Sad as it is, some parents will likely force their children to take up further courses based on their presumed marketability rather than their children's gifts or passion. Autocratic parenting has a way of ignoring children's talent and interest and this tendency has a way of coercing these children to do things outside their area of gifting. While the intention of the parents is for the best interest of the child, if wisdom is not exercised, this can easily crash the future of your child. I will illustrate this by sharing an Old Eastern Parable:


A typhoon stranded a monkey on an island. In a protected place on the shore, while waiting for the raging waters to recede, he spotted a fish swimming against the current. It seemed to the monkey that the fish was struggling and needed assistance. Being of kind heart, the monkey resolved to help the fish. A tree leaned precariously over the spot where the fish seemed to be struggling. At considerable risk to himself, the monkey moved far out on a limb, reached down, and snatched the fish from the waters. Scurrying back to the safety of his shelter, he carefully laid the fish on dry ground. For a few moments, the fish showed excitement but soon settled into a peaceful rest.


The monkey's intention was good, but separating the fish from its environment led to its untimely death. 

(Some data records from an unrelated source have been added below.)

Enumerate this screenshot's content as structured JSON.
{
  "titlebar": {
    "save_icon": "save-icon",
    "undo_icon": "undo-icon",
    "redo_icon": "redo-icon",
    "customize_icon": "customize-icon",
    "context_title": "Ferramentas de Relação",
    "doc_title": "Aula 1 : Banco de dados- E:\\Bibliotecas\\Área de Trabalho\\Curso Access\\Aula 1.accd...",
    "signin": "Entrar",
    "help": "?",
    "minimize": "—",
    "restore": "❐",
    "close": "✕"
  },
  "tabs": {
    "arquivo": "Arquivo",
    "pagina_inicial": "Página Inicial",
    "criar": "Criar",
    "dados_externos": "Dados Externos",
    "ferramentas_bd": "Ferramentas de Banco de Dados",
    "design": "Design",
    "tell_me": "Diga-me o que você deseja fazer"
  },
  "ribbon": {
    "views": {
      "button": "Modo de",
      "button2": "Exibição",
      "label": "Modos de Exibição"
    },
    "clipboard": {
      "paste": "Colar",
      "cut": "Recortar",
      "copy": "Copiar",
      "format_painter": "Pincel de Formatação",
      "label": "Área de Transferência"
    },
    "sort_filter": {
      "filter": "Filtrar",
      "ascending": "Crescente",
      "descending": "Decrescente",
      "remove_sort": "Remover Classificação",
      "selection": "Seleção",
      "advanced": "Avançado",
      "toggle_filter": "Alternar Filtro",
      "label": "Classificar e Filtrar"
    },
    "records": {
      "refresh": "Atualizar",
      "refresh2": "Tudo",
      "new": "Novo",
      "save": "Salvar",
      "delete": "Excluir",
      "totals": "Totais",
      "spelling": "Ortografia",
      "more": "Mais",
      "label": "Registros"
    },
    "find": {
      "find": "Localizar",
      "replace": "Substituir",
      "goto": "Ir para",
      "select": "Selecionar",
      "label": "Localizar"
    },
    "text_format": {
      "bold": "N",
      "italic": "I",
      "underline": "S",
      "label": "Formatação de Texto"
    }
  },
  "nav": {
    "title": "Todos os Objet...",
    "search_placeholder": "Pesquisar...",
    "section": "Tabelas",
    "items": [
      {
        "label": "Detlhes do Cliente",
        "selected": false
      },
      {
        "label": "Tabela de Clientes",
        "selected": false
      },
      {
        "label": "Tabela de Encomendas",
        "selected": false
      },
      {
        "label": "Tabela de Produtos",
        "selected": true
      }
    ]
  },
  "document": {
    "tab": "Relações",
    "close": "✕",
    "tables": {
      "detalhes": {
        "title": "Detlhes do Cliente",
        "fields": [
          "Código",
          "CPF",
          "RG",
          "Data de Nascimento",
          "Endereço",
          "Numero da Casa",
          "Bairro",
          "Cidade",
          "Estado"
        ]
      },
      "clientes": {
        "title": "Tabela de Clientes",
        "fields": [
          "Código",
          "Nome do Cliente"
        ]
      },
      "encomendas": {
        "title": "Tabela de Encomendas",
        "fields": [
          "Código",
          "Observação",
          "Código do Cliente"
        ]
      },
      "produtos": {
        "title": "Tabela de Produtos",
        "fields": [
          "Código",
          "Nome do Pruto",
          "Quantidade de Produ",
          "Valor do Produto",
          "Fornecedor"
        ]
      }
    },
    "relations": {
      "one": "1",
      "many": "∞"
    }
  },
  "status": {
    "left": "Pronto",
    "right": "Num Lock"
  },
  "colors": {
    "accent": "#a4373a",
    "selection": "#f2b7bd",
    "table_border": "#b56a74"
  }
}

Parents should advise their children on what career path they should take, dictating to them their trajectory of life is detrimental to their future. But their resilience diminishes while the student is right in the middle of the course. Dropping out of school is likely to happen and those who graduate, more often than not, file their certificates never to use them. While serving as a youth pastor, one statement that I would hear from the young people was- “I will finish this course and give the certificate to my parents because the course I am doing was their choice.” The young person starts venturing into the area of passion later, which can lead to delayed life transitioning. Those who find it difficult to pick up are likely to sink into depression or engage in deviant behaviour.

This tendency has caused people to work in jobs that they dislike, losing interest and affecting their productivity which impacts the performance and overall profitability of a company. Waking up in the morning and returning late from a career you do not like is not easy. Stress trickles down to the people within your circles including family members because the person lacks a sense of life fulfilment. 

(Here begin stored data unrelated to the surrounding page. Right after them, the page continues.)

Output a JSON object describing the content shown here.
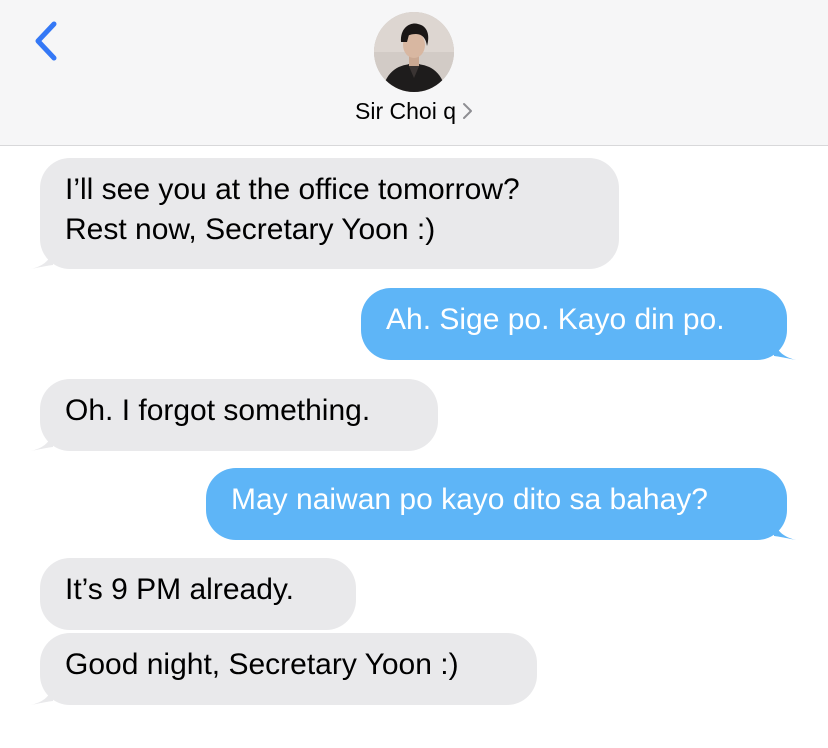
{
  "header": {
    "contact_name": "Sir Choi q",
    "back_icon": "chevron-left-icon",
    "detail_icon": "chevron-right-icon",
    "accent_color": "#3478f6"
  },
  "messages": [
    {
      "direction": "received",
      "lines": [
        "I’ll see you at the office tomorrow?",
        "Rest now, Secretary Yoon :)"
      ]
    },
    {
      "direction": "sent",
      "lines": [
        "Ah. Sige po. Kayo din po."
      ]
    },
    {
      "direction": "received",
      "lines": [
        "Oh. I forgot something."
      ]
    },
    {
      "direction": "sent",
      "lines": [
        "May naiwan po kayo dito sa bahay?"
      ]
    },
    {
      "direction": "received",
      "lines": [
        "It’s 9 PM already."
      ]
    },
    {
      "direction": "received",
      "lines": [
        "Good night, Secretary Yoon :)"
      ]
    }
  ],
  "colors": {
    "received_bubble": "#e9e9eb",
    "sent_bubble": "#5eb5f7",
    "header_bg": "#f6f6f7"
  }
}
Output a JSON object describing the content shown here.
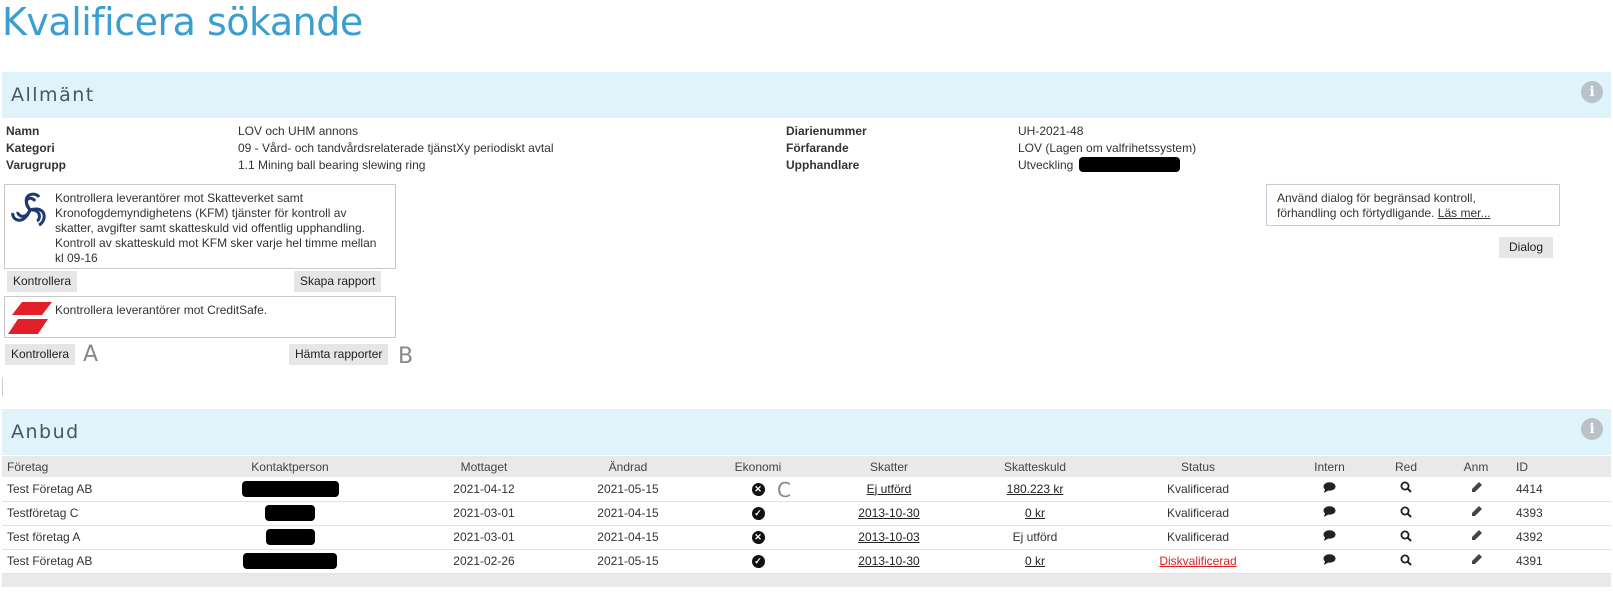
{
  "page_title": "Kvalificera sökande",
  "general": {
    "section_title": "Allmänt",
    "info_icon": "i",
    "fields_left": [
      {
        "label": "Namn",
        "value": "LOV och UHM annons"
      },
      {
        "label": "Kategori",
        "value": "09 - Vård- och tandvårdsrelaterade tjänstXy periodiskt avtal"
      },
      {
        "label": "Varugrupp",
        "value": "1.1 Mining ball bearing slewing ring"
      }
    ],
    "fields_right": [
      {
        "label": "Diarienummer",
        "value": "UH-2021-48"
      },
      {
        "label": "Förfarande",
        "value": "LOV (Lagen om valfrihetssystem)"
      },
      {
        "label": "Upphandlare",
        "value": "Utveckling"
      }
    ]
  },
  "kfm_box": {
    "logo_icon": "skatteverket-logo",
    "lines": [
      "Kontrollera leverantörer mot Skatteverket samt",
      "Kronofogdemyndighetens (KFM) tjänster för kontroll av",
      "skatter, avgifter samt skatteskuld vid offentlig upphandling.",
      "Kontroll av skatteskuld mot KFM sker varje hel timme mellan",
      "kl 09-16"
    ],
    "check_button": "Kontrollera",
    "report_button": "Skapa rapport"
  },
  "creditsafe_box": {
    "logo_icon": "creditsafe-logo",
    "text": "Kontrollera leverantörer mot CreditSafe.",
    "check_button": "Kontrollera",
    "report_button": "Hämta rapporter",
    "marker_a": "A",
    "marker_b": "B"
  },
  "dialog": {
    "line1": "Använd dialog för begränsad kontroll,",
    "line2": "förhandling och förtydligande.",
    "link": "Läs mer...",
    "button": "Dialog"
  },
  "bids": {
    "section_title": "Anbud",
    "info_icon": "i",
    "marker_c": "C",
    "columns": [
      "Företag",
      "Kontaktperson",
      "Mottaget",
      "Ändrad",
      "Ekonomi",
      "Skatter",
      "Skatteskuld",
      "Status",
      "Intern",
      "Red",
      "Anm",
      "ID"
    ],
    "rows": [
      {
        "company": "Test Företag AB",
        "received": "2021-04-12",
        "changed": "2021-05-15",
        "economy": "x-icon",
        "taxes": "Ej utförd",
        "tax_debt": "180.223 kr",
        "status": "Kvalificerad",
        "id": "4414"
      },
      {
        "company": "Testföretag C",
        "received": "2021-03-01",
        "changed": "2021-04-15",
        "economy": "check-icon",
        "taxes": "2013-10-30",
        "tax_debt": "0 kr",
        "status": "Kvalificerad",
        "id": "4393"
      },
      {
        "company": "Test företag A",
        "received": "2021-03-01",
        "changed": "2021-04-15",
        "economy": "x-icon",
        "taxes": "2013-10-03",
        "tax_debt": "Ej utförd",
        "status": "Kvalificerad",
        "id": "4392"
      },
      {
        "company": "Test Företag AB",
        "received": "2021-02-26",
        "changed": "2021-05-15",
        "economy": "check-icon",
        "taxes": "2013-10-30",
        "tax_debt": "0 kr",
        "status": "Diskvalificerad",
        "id": "4391"
      }
    ]
  },
  "colors": {
    "title": "#3a9fd0",
    "header_bg": "#dff3fb",
    "disqualified": "#e02020"
  }
}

Good parenting is pegged on empowering your children to the right career path and not making decisions for them. If you help to nurture your child’s talent from the beginning, he or she will grow knowing which career is the best. Parents should believe in their children and they should be gentle in directing a career choice and not imposing it on them. Develop a culture of open discussion with your child and establish their interest instead of imposing a career path on them. Encourage your child to start finding out more about the course and what it entails. 

It is your responsibility as a parent to discern your child's gifts and start aligning the gift into a possible career track.